There is a C++ assignment. I need a correct answer which could fulfill all the important notes. Besides, use the skeleton codes please. Thank you so much!!! Skeleton Code /* * COMP2011 (Spring 2021)...

Please answer me page 51 to page 56 on the attachment. is a multiple choice questions. Thank you FAC1502/101/3/2016 Tutorial letter 101/3/2016 Financial accounting concepts, principles and procedures...

@@ -0,0 +1,442 @@ # Workshop #5: Member Operators, Helper functions Version 1.0 In this workshop, you will implement different types of operator overload in a partially developed class. ## Learning...

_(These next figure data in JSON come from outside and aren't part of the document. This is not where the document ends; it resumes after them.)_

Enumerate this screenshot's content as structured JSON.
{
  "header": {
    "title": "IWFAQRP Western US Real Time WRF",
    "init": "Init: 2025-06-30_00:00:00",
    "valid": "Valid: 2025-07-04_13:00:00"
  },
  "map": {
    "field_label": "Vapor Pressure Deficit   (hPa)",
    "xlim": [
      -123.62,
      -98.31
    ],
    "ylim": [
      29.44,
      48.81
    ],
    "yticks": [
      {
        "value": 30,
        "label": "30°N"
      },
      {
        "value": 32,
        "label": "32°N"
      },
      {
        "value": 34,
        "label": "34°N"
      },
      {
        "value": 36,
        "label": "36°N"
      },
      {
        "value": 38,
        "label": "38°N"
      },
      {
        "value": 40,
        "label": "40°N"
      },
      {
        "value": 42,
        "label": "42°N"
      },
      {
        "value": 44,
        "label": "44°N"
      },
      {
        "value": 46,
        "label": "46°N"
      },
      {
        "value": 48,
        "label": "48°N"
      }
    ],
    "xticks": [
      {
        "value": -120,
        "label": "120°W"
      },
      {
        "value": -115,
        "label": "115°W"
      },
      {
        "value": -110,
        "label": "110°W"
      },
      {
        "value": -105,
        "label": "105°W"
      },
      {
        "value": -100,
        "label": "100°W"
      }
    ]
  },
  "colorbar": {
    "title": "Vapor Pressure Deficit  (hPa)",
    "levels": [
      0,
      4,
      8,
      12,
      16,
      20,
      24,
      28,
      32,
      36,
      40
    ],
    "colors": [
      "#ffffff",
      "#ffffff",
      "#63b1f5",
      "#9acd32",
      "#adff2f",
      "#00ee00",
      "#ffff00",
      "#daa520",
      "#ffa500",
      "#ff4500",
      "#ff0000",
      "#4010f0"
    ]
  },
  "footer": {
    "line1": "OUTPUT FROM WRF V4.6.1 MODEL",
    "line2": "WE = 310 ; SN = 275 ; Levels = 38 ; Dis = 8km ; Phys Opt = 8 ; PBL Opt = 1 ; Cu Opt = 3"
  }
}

Please do this in Python! 1. You will simulate round robin sort and shortest remaining job process scheduling algorithms. You will be able to compare and contrast the ease of implementation and the...

Given code: utils.c (for reference DON'T Modify), utils.h (DON't Modify) and main_template.c (Write Code HERE) --> UTILS.C [DO NOT MODIFY] pasting image cause Chegg character limit >:( --> UTILS.h...

Part I you are asked to use the introductory sentence about the tax payer and complete paragraph items 14 and 16. You will also use item 18 for needed Social Security numbers. Do not do additional...

LA1 the weekday calculator CS 1120 (Python) - Spring 2021 Lab Assignment 1 The weekday calculator Due Date (a two-week LA) Sections(540,543,544,545) 1/29/20 @ 11:59pm Concepts Review of CS1110...

please help I need this by tonight ASAP. if you solve this i will give you the BEST RATING. ALL I NEED IS THE FULL DETAILED CODE FOR THE MULTITASKING COMMANDER. other commanders are finished. I...

Dorough Pointers Inc. expects to begin operations on January 1, 2009; it will operate as a specialty sales company that sells laser pointers over the Internet. Dorough expects sales in January 2009...

Canada has often been described as an over-governed state. What features of Canada's system of government contribute to this opinion? Do you agree?

Novak accepted an offer payment from lga to help sway a business descision. Who is in the wrong in this situation?

Compared with half a century ago, adoption has become _ _ _ _ _ _ _ _ _ common, but it is more open and acceptabl e , so we probably discuss it _ _ _ _ _ _ _ . fill in the blanks more or much less or...

How are Work Breakdown Statements Built and how do they appear in a Project Plan?

What is the most important part of any HCM Project Map and why?

What is the Phase that begins after Project rollover and what activities are part of the Phase?